The clerk said, “Six.”

I glanced at my watch. It was 5:55.

“It’s okay,” I resigned. “I’ll just go read to people naked.”

My Beloved extended her longest finger toward the back of the store in an order even dogs understand. “To the dressing room,” she ordered me.

She explained to the clerks that I had recently sold a book and I was going on a book tour and I needed clothes. She sent Rae scurrying to the trunk of the car where she just happens to keep stray copies of the book, which she dispensed to the salesclerks. She mentioned we had driven a long way to come expressly to their store. My Beloved not only ships worms for a living, she often sells them. A woman who can sell worms is a force to be reckoned with.

I went into the dressing room with one outfit. The next thing I knew four different women were knocking on my door, delivering outfits and extolling the virtues of their fabric, their design, and their price.

Put it on.

Take it off.

There’s no sense wearing something that isn’t comfortable.

Do you have slips/pantyhose/nightgowns/dress slacks/a top for that?

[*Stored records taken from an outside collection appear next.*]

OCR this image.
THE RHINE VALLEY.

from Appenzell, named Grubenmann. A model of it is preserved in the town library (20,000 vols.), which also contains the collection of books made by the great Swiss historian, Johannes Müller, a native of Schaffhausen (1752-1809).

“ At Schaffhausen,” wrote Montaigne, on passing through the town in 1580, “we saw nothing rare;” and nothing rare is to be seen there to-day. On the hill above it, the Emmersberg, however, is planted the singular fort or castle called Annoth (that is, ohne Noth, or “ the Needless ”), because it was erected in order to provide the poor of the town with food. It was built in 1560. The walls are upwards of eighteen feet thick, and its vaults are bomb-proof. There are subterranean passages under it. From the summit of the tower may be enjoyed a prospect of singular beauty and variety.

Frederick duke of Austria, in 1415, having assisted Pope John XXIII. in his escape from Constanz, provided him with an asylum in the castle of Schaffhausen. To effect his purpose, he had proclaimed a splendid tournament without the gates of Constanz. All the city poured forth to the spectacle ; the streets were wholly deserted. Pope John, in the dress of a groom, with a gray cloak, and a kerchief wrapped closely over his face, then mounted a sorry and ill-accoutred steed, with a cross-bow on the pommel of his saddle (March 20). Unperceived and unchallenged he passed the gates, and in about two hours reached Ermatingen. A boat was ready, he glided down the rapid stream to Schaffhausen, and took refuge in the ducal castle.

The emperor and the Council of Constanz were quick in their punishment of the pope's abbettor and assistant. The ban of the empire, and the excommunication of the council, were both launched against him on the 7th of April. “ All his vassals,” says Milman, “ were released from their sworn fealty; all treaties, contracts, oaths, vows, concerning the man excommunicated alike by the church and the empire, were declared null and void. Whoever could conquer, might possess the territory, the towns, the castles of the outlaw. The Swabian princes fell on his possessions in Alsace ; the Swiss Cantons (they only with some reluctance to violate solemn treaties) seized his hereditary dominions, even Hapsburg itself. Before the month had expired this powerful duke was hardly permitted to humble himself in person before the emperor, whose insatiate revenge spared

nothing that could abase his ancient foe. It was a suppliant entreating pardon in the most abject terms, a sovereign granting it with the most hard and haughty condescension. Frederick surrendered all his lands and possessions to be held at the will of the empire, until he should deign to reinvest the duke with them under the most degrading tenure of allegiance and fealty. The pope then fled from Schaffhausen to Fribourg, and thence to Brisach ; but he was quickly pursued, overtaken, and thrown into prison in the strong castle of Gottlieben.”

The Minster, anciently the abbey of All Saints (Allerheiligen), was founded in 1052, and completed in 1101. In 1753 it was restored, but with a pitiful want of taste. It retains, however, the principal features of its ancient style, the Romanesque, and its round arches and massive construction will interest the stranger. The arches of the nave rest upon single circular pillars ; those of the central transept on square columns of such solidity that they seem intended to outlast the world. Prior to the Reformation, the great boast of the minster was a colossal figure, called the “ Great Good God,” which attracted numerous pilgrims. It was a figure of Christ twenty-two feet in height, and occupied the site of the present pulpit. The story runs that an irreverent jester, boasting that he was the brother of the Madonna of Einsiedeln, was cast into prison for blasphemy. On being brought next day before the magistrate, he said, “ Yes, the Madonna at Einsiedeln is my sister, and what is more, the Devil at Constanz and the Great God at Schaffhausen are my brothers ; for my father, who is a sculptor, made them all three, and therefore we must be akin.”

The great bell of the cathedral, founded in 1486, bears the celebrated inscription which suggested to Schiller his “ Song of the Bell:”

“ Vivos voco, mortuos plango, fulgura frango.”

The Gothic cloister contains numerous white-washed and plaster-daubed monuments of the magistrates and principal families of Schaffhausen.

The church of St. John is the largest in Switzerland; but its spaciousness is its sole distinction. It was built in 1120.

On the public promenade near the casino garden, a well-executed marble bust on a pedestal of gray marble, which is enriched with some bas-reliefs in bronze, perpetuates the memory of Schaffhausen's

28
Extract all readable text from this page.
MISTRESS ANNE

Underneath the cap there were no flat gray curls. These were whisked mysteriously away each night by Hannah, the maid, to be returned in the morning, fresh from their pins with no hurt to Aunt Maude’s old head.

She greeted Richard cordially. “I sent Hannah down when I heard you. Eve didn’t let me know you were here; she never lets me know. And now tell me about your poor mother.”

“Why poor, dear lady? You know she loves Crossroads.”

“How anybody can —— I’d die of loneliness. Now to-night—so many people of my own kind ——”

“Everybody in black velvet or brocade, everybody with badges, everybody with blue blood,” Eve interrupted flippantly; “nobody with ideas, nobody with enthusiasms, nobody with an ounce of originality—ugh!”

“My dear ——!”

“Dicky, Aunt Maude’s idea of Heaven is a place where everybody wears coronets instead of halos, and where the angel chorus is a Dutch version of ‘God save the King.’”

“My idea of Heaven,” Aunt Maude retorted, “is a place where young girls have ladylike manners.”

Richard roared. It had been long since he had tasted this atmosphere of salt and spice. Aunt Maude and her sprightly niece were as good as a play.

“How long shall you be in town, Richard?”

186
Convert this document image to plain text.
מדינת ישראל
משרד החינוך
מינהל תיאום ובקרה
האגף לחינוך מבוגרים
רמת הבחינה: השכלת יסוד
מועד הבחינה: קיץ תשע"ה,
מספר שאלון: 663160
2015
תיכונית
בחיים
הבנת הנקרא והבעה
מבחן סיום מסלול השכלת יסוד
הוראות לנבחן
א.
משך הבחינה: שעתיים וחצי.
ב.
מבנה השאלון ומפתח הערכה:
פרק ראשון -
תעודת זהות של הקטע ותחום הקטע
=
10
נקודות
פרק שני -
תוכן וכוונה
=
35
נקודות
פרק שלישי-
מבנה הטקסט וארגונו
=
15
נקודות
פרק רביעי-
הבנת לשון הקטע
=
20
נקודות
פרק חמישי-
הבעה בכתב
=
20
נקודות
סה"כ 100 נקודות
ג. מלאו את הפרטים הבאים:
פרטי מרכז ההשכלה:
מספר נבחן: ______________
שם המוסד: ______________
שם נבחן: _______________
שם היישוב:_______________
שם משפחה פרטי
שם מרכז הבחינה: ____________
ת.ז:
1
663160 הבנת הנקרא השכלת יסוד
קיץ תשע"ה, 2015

The two women who worked in the store, Brenda and Susie, opened a charge card for me, tracked down my old unused charge account, recommended designers, reminded me of sales, complimented one decision, vetoed another . . . We probably kept them an hour and a half beyond the time the store should have closed and they were unfailingly polite and good-spirited about it. I walked away with a simple black dress, a simple black tank top and a simple black matching skirt, five blouses and jackets to wear with them, two bras, five pairs of panty hose, two dresses, two slips, a work blouse, some jewelry, and a hat—very close to doubling my existing wardrobe—and a charge card bill for the biggest single purchase of clothing I have ever made in my life.

But I have clothes.

I have clothes I haven’t even worn.

If only I had shoes . . .

the pagoda fund

i have been driving
around all summer with about five dollars’ worth of pop cans in the back of my pickup. In my old office, this method of recycling was considerably more efficient. I would wash my bottles, bag them up, throw them into the open end of the truck, drive them to work, park them in the employee lot, and by the time I was ready to go home they would be gone. Some enterprising thief would have acquired enough negotiable goods to buy cigarettes or a six-pack, I would have met my moral recycling obligations, and I didn’t have to spend my valuable time sticking tin cans into giant can vacuums. I have come to see the spare cans in the back as a sort of cheap alarm system. If I go to the truck and the back is empty, I will know that thieves are lurking nearby.

I need this information because as he wobbles into his tenth year of service, my truck, Hoppy (or Hopalong, as I have affectionately named him), has become more and more eccentric. He needs a new muffler. His eyelashes only work periodically, making driving in rain something of a challenge. The driver’s side door has a broken hinge and a sullen, frequently difficult lock. And I would diligently repair all of these minor annoyances if I didn’t also know that Hoppy—bless his heart—is on his third transmission at 147,000 miles and the symptoms of misfortune are becoming all too familiar. It would cost more to restore Hoppy to his former health than Hoppy is worth now. But he continues to run, and I have never been known to give up on a vehicle while there was still tread on the tires or gas in the tank. However, because the door won’t lock (it will, actually—it’s the unlocking part that’s become problematic) Hoppy has become more vulnerable to thieves.